Partant de là, comment pourrions-nous expliquer à nos concitoyens qu'il faut encore attendre un an pour obtenir des moyens indispensables pour préserver la dignité de nos aînés ?
Mesdames et messieurs les députés, ce projet de loi vous propose de construire un partenariat d'un type nouveau pour répondre à des besoins nouveaux :
- la réforme privilégie un mode de gestion décentralisé, fondé sur la proximité et adossé à une organisation nationale garante de l'utilisation exclusive de la nouvelle ressource au bénéfice des personnes dépendantes ;
- la nouvelle Caisse ne démembre nullement l'organisation actuelle de la sécurité sociale mais maintient son unité et préserve l'universalité de l'assurance maladie, en refusant toute prise en charge différenciée des soins aux personnes âgées ;
- enfin, la réforme initie pour la première fois dans la protection sociale de notre pays une logique de prise en charge globale de la perte d'autonomie, qu'elle soit due à l'âge ou au handicap, sans préjuger à ce stade des évolutions à venir.

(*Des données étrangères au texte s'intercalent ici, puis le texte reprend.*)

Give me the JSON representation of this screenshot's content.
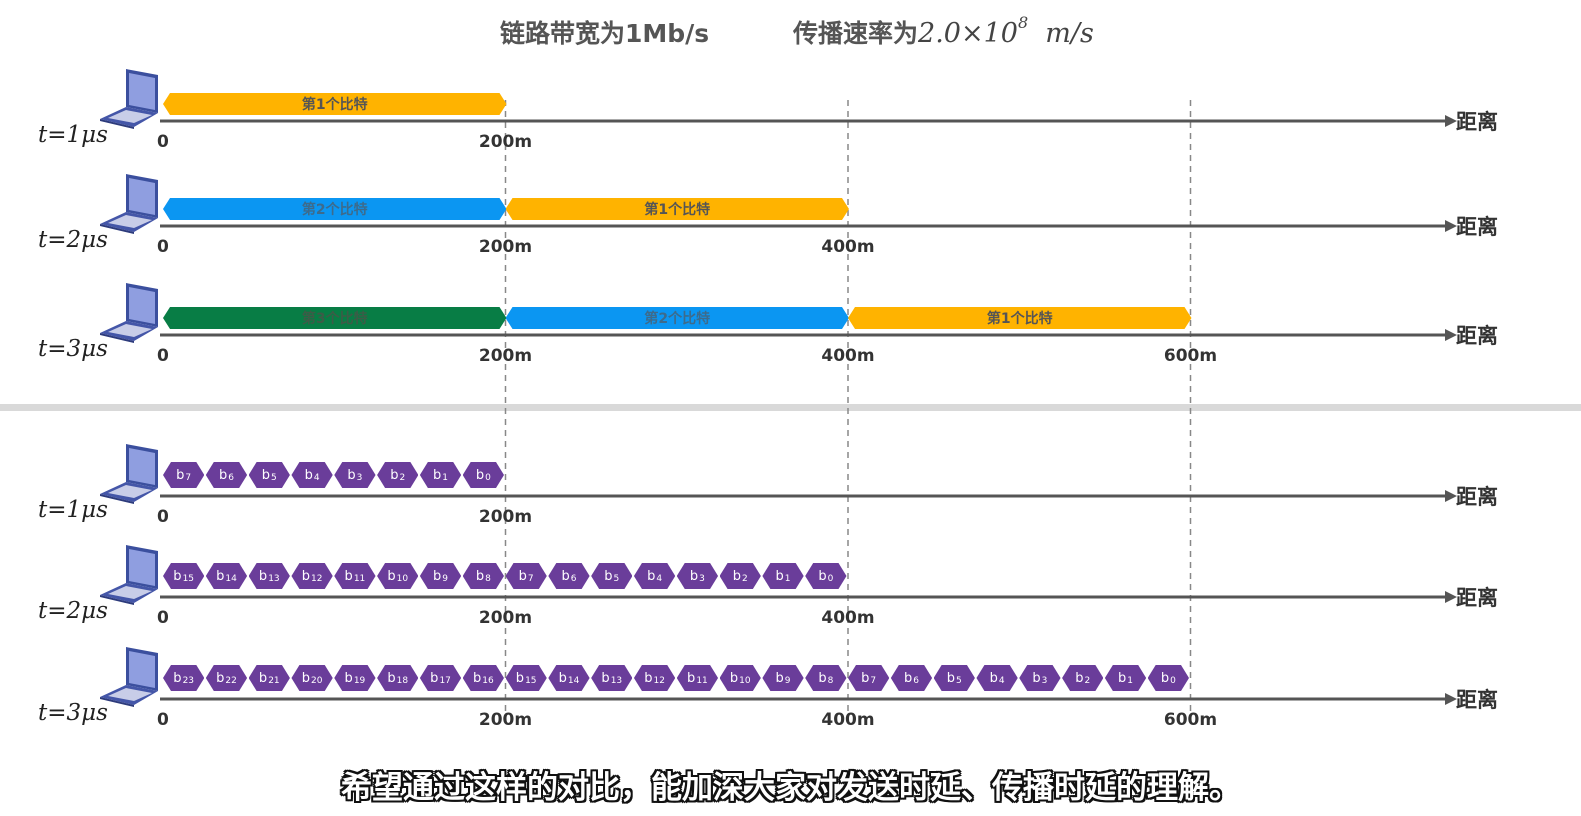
{
  "header": {
    "bandwidth_text": "链路带宽为1Mb/s",
    "speed_prefix": "传播速率为",
    "speed_mantissa": "2.0×10",
    "speed_exponent": "8",
    "speed_unit": "m/s"
  },
  "axis_label": "距离",
  "colors": {
    "orange": "#FFB300",
    "blue": "#0B96F2",
    "green": "#087D45",
    "purple": "#6A3D9A",
    "axis": "#555555",
    "divider": "#D9D9D9"
  },
  "top_rows": [
    {
      "time_label": "t=1μs",
      "ticks": [
        "0",
        "200m"
      ],
      "bits": [
        {
          "label": "第1个比特",
          "color": "orange"
        }
      ]
    },
    {
      "time_label": "t=2μs",
      "ticks": [
        "0",
        "200m",
        "400m"
      ],
      "bits": [
        {
          "label": "第2个比特",
          "color": "blue"
        },
        {
          "label": "第1个比特",
          "color": "orange"
        }
      ]
    },
    {
      "time_label": "t=3μs",
      "ticks": [
        "0",
        "200m",
        "400m",
        "600m"
      ],
      "bits": [
        {
          "label": "第3个比特",
          "color": "green"
        },
        {
          "label": "第2个比特",
          "color": "blue"
        },
        {
          "label": "第1个比特",
          "color": "orange"
        }
      ]
    }
  ],
  "bottom_rows": [
    {
      "time_label": "t=1μs",
      "ticks": [
        "0",
        "200m"
      ],
      "bit_count": 8
    },
    {
      "time_label": "t=2μs",
      "ticks": [
        "0",
        "200m",
        "400m"
      ],
      "bit_count": 16
    },
    {
      "time_label": "t=3μs",
      "ticks": [
        "0",
        "200m",
        "400m",
        "600m"
      ],
      "bit_count": 24
    }
  ],
  "bit_prefix": "b",
  "subtitle": "希望通过这样的对比，能加深大家对发送时延、传播时延的理解。"
}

On peut toujours faire mieux et plus, et il faut toujours conserver à l'esprit cet objectif. Reconnaissons néanmoins que ce projet de loi constitue une véritable avancée face au défi du vieillissement.
Les circonstances tragiques qui en ont accéléré l'élaboration doivent nous rappeler l'impérieuse nécessité d'anticiper les évolutions sociales et économiques de notre pays, fussent-elles taboues comme l'est encore le vieillissement.
Plutôt que de bercer les Français d'illusions, nous avons choisi un langage de vérité et de responsabilité. Nous demandons un effort, mais :
- c'est un effort responsable, car il n'ampute pas le pouvoir d'achat de nos concitoyens,
- c'est un effort juste, car il est équitablement réparti,
- et c'est un effort qui fait honneur aux Français, car il est généreux.
Je vous remercie de votre attention.